Narmora recalled the rumors about King Belletain’s army. “We’ll have to ask the king of Urgon why his warriors are marching north. There’s speculation that he means to attack the fourthlings, but he’s probably after the trolls. Isn’t his physician a dwarf?”
“Belletain is a cretinous cripple,” pronounced Andôkai, lowering her quill. “He took over from his nephew Lothaire, whom the people loved and admired. Belletain has profited from his nephew’s popularity, although it’s more a case of pity than respect. A mad king and an adoring populace—it’s a dangerous mix.”
“If you don’t mind, I need to check on Dorsa,” said Narmora, straightening up and striding to the door. “I’ll be back in time for my lesson.” She left the library and hurried t
hrough the empty corridors of the palace.
Dorsa was tucked up in her cot. For a moment, Narmora feared that the weight of the blankets had crushed her little chest, which was ridiculous, of course. The little girl was sleeping peacefully, tiny arms beside her head. Her breathing was calm and regular, which set Narmora’s mind at ease
“How you’ve grown,” she whispered, stroking the baby’s downy head.
Her daughter was an endless source of comfort, proof that everything would be all right. A single smile from Dorsa was enough to banish all her doubts. Narmora could gaze forever at her sweet dimpled cheeks and tiny mouth, but sometimes another face would haunt her, the face of a tiny, lifeless baby moldering under a pile of stones.
She stooped down to kiss the pointy tip of her daughter’s left ear. Dorsa smiled in her sleep. “Sleep well, my darling,” she whispered softly. “Your brother’s death will be avenged.” She left the nursery on tiptoe and crossed the corridor to Furgas’s room. Hearing the door open, Rodario leaped to his feet, dagger in hand. “Oh, it’s you,” he said shamefacedly. His forehead was lined with creases from the sheets, indicating that he had been asleep.

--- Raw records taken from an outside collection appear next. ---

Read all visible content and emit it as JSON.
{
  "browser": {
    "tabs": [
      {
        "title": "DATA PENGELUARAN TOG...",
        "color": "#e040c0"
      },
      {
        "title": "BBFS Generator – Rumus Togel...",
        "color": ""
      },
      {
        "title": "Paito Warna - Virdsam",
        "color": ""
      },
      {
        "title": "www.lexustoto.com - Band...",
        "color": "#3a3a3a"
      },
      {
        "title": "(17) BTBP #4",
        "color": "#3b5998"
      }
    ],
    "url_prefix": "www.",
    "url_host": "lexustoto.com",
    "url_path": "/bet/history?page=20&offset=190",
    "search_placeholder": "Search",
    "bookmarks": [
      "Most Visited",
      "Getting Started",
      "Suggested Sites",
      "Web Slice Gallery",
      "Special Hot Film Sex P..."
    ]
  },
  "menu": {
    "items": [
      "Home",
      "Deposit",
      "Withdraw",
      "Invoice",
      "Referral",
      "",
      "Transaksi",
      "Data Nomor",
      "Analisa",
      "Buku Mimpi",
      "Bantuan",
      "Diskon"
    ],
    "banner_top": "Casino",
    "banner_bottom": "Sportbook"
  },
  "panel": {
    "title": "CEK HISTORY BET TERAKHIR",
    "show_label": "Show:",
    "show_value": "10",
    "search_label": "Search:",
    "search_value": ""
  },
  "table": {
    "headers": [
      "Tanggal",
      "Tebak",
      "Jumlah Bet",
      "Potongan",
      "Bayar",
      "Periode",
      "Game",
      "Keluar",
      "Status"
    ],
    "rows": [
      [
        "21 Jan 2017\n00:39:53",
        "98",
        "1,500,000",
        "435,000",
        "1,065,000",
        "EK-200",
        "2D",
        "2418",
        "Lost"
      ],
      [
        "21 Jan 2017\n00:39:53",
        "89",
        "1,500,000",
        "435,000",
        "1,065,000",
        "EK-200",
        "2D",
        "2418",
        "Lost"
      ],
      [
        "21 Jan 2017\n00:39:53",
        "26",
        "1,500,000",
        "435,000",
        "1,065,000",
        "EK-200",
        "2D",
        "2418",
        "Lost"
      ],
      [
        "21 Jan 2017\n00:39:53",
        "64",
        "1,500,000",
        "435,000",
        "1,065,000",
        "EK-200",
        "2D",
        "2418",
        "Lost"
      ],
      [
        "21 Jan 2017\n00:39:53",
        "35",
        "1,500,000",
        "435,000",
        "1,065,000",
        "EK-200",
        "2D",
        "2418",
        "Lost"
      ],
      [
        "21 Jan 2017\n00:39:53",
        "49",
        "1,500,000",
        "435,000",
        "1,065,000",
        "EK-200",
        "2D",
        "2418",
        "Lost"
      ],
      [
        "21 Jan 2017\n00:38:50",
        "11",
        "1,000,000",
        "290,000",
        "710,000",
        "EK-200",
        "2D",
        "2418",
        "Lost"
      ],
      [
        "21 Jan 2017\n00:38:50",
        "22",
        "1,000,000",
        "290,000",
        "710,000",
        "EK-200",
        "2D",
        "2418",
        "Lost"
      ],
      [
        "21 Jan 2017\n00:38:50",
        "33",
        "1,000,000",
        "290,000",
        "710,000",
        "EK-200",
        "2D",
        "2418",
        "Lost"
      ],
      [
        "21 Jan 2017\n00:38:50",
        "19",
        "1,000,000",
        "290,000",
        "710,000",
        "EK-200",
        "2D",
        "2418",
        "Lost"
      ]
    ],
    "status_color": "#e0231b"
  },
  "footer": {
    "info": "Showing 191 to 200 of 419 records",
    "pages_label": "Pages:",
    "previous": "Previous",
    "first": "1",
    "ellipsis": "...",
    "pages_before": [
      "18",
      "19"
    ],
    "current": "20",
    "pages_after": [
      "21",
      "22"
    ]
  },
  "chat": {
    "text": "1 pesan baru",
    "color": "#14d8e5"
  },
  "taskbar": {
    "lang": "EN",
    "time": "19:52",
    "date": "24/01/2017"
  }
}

“Honestly, Rodario,” she said briskly. “What would the maga think if she found you in the palace with a dagger? You’ll have to do better than this; I’m relying on your talents as an actor.” She paused to kiss Furgas and caress his pale cheeks. “Andôkai has called a meeting about the avatars,” she continued.
Rodario sat up straight and ran a hand over his pointed beard. “Listen, Narmora… Do you really mean to kill her?”
She glared at him angrily, so he hastened to elaborate. “She’s our only maga,” he said diplomatically, trying not to rile her. “It won’t make you any friends.”
“No one will know it was me,” she said confidently, wetting a cloth and squeezing it gently over Furgas’s cracked lips. “Andôkai has taught me well; I know how to cover my tracks.”